Abstract
To attenuate hemoglobin’s (Hb) intrinsic toxicity, Texas Tech University scientists developed a novel concept of “pharmacologic cross-linking” to formulate an effective oxygen carrier, HemoTech, which consists of purified bovine Hb cross-linked intramolecularly with ATP and intermolecularly with adenosine, and conjugated with reduced glutathione (GSH). In this composition, while ATP prevents Hb dimerization, adenosine permits the formation of homogeneous polymers. ATP also serves as a regulator of blood vessel tone via activation of the P2Y receptor, whereas adenosine counteracts the vasoconstrictive and pro-inflammatory properties of Hb via stimulation of adenosine A2 and A3 receptors. GSH introduces electronegative charge onto the Hb surface that blocks Hb’s transglomerular and transendothelial passage. Besides, GSH shields heme from nitric oxide and reactive oxygen species, thus enhancing vasodilation and lowering Hb prooxidative potential. HemoTech underwent favorable initial pre-clinical testing and proof of medical concept, and is under commercial development by HemoBioTech Inc. HemoTech has entered the regulatory process in the US. Several mandated requirements have already been met, including viral/transmissible spongiform encephalopathy (TSE) clearance validation studies and various pre-clinical pharmacological, pharmacokinetic, toxicological, genotoxicity and efficacy tests.

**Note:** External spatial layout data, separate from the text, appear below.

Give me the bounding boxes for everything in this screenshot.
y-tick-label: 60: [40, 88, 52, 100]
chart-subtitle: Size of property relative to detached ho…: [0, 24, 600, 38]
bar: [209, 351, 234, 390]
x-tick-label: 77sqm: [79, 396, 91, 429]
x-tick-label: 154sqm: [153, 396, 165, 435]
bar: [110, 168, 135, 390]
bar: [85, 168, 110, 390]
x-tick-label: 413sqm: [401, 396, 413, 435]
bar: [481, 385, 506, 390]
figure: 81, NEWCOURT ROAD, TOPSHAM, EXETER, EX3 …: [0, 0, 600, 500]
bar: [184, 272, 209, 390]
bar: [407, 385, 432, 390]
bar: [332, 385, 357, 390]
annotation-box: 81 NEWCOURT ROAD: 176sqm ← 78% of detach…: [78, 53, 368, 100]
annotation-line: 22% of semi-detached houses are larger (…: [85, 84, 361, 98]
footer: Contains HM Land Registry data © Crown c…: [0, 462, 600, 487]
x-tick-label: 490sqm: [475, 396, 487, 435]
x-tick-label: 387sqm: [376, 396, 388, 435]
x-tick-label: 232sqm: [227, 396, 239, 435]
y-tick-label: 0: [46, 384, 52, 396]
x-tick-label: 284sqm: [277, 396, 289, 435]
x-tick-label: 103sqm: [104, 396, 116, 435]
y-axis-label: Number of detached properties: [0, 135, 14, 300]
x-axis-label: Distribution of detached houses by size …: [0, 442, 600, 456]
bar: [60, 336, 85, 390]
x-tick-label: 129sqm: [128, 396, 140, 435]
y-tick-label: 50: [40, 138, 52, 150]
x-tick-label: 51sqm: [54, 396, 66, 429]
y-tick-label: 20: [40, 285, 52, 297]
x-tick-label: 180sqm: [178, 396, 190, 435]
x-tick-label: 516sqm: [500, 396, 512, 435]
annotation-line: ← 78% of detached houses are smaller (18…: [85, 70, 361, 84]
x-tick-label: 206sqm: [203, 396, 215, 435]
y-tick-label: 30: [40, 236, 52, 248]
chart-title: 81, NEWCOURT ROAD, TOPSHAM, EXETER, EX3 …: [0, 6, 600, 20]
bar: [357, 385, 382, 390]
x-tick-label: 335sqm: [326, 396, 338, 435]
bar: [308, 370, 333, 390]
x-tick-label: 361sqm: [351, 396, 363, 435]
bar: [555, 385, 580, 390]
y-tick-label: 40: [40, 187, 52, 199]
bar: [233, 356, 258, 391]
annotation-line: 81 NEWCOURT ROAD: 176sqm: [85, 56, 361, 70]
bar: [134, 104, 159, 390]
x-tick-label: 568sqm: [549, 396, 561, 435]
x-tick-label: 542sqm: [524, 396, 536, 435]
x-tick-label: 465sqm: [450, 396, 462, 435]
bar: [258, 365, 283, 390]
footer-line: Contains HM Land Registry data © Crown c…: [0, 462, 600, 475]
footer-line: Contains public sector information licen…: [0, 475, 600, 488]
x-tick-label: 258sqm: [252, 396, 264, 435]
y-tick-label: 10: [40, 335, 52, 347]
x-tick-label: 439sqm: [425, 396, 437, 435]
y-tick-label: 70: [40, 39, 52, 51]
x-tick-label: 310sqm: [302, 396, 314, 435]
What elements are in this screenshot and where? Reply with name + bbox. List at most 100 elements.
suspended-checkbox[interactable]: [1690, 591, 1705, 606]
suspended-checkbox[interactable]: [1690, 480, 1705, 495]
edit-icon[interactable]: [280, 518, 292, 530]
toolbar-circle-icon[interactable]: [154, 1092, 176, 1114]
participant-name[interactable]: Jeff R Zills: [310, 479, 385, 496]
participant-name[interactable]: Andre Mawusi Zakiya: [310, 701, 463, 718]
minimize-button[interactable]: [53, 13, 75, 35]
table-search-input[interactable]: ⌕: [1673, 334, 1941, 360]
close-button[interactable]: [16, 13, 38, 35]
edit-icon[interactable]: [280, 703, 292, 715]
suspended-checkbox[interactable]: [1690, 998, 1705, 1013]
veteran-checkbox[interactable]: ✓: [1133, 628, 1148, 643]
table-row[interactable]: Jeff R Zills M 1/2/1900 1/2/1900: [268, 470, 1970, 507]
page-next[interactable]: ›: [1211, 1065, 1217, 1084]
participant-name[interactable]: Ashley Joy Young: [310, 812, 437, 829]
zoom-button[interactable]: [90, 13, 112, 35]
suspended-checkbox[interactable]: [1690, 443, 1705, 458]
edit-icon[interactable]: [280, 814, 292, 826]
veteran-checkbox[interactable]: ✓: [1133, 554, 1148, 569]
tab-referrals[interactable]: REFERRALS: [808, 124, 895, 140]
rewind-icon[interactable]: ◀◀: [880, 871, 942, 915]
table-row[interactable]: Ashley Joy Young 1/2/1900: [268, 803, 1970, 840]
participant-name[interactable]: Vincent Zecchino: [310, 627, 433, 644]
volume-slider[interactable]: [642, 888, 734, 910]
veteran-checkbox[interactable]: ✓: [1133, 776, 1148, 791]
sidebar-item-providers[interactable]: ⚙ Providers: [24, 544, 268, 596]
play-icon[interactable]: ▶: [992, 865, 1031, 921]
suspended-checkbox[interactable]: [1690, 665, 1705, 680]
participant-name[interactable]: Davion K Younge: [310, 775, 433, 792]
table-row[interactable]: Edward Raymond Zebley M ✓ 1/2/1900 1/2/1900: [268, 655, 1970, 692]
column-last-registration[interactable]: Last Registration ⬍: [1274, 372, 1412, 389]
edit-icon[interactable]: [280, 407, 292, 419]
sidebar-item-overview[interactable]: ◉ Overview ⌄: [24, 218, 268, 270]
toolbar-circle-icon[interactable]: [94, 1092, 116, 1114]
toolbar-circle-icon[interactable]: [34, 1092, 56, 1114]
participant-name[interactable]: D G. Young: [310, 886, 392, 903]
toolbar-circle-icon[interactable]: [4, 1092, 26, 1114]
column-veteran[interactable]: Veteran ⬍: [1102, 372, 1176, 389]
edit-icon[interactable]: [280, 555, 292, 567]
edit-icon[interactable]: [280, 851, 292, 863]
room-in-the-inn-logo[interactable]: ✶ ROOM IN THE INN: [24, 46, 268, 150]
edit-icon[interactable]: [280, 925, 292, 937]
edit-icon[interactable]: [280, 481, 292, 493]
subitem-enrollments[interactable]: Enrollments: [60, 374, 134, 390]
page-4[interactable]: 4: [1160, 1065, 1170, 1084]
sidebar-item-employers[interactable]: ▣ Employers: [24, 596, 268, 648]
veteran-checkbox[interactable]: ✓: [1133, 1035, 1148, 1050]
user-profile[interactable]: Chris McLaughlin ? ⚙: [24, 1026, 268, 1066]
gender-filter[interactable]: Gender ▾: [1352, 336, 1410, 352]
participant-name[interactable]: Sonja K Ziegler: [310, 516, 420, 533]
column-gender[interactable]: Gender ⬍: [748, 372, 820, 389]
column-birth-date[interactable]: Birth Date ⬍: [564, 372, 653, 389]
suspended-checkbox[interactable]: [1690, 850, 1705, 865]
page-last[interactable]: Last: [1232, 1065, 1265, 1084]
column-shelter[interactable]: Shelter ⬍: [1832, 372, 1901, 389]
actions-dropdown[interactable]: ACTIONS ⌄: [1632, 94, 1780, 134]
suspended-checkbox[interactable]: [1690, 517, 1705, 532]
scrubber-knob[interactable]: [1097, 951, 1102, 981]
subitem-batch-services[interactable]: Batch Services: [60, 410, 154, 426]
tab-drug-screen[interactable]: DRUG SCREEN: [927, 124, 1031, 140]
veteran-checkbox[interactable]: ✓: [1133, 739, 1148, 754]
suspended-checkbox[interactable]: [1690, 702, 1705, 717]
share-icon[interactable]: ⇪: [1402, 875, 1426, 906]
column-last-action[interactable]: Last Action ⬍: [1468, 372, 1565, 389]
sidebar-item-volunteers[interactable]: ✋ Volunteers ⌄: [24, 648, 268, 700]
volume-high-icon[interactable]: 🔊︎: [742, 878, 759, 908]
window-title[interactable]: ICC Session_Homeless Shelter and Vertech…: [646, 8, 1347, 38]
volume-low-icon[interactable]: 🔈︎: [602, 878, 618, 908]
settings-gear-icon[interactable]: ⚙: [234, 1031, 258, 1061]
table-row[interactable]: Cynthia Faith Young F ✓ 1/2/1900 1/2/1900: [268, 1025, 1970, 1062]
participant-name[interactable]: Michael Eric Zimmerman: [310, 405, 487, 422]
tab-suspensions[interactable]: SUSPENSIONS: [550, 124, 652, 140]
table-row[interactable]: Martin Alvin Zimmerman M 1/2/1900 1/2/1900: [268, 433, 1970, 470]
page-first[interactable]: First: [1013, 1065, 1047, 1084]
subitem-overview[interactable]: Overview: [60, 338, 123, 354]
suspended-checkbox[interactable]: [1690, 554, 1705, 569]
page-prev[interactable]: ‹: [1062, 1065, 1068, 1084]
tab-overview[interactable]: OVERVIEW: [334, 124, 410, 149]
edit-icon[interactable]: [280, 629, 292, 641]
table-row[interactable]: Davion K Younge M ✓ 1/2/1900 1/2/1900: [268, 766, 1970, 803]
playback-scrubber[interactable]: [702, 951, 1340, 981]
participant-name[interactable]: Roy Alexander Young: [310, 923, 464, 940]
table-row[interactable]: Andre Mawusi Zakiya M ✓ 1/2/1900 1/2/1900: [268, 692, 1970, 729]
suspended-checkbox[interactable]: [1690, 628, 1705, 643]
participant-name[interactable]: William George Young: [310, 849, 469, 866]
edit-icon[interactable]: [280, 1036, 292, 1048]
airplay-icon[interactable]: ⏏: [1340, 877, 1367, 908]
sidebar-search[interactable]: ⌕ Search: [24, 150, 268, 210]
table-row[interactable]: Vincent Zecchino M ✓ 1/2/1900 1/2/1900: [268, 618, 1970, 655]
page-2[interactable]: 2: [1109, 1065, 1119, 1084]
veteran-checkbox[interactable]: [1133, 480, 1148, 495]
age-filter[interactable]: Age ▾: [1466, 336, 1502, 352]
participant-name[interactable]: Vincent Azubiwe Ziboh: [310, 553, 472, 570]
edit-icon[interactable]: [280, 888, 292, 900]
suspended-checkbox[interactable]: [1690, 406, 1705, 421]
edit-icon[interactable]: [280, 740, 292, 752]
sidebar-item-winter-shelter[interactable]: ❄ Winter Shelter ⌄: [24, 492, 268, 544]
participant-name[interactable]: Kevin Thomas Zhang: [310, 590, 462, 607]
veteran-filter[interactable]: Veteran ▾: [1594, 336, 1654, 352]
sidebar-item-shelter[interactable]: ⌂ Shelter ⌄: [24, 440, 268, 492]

These studies provided further evidence that “pharmacologic cross-linking” of the Hb molecule with ATP, adenosine and GSH, is useful for designing a viable Hb-based oxygen carrier.
Keywords: Adenosine, artificial oxygen carriers, ATP, hemoglobin, pharmacologic cross-linking, reduced glutathione, P2Y receptor, HemoTech, vasodilation, Hb-based oxygen carrier.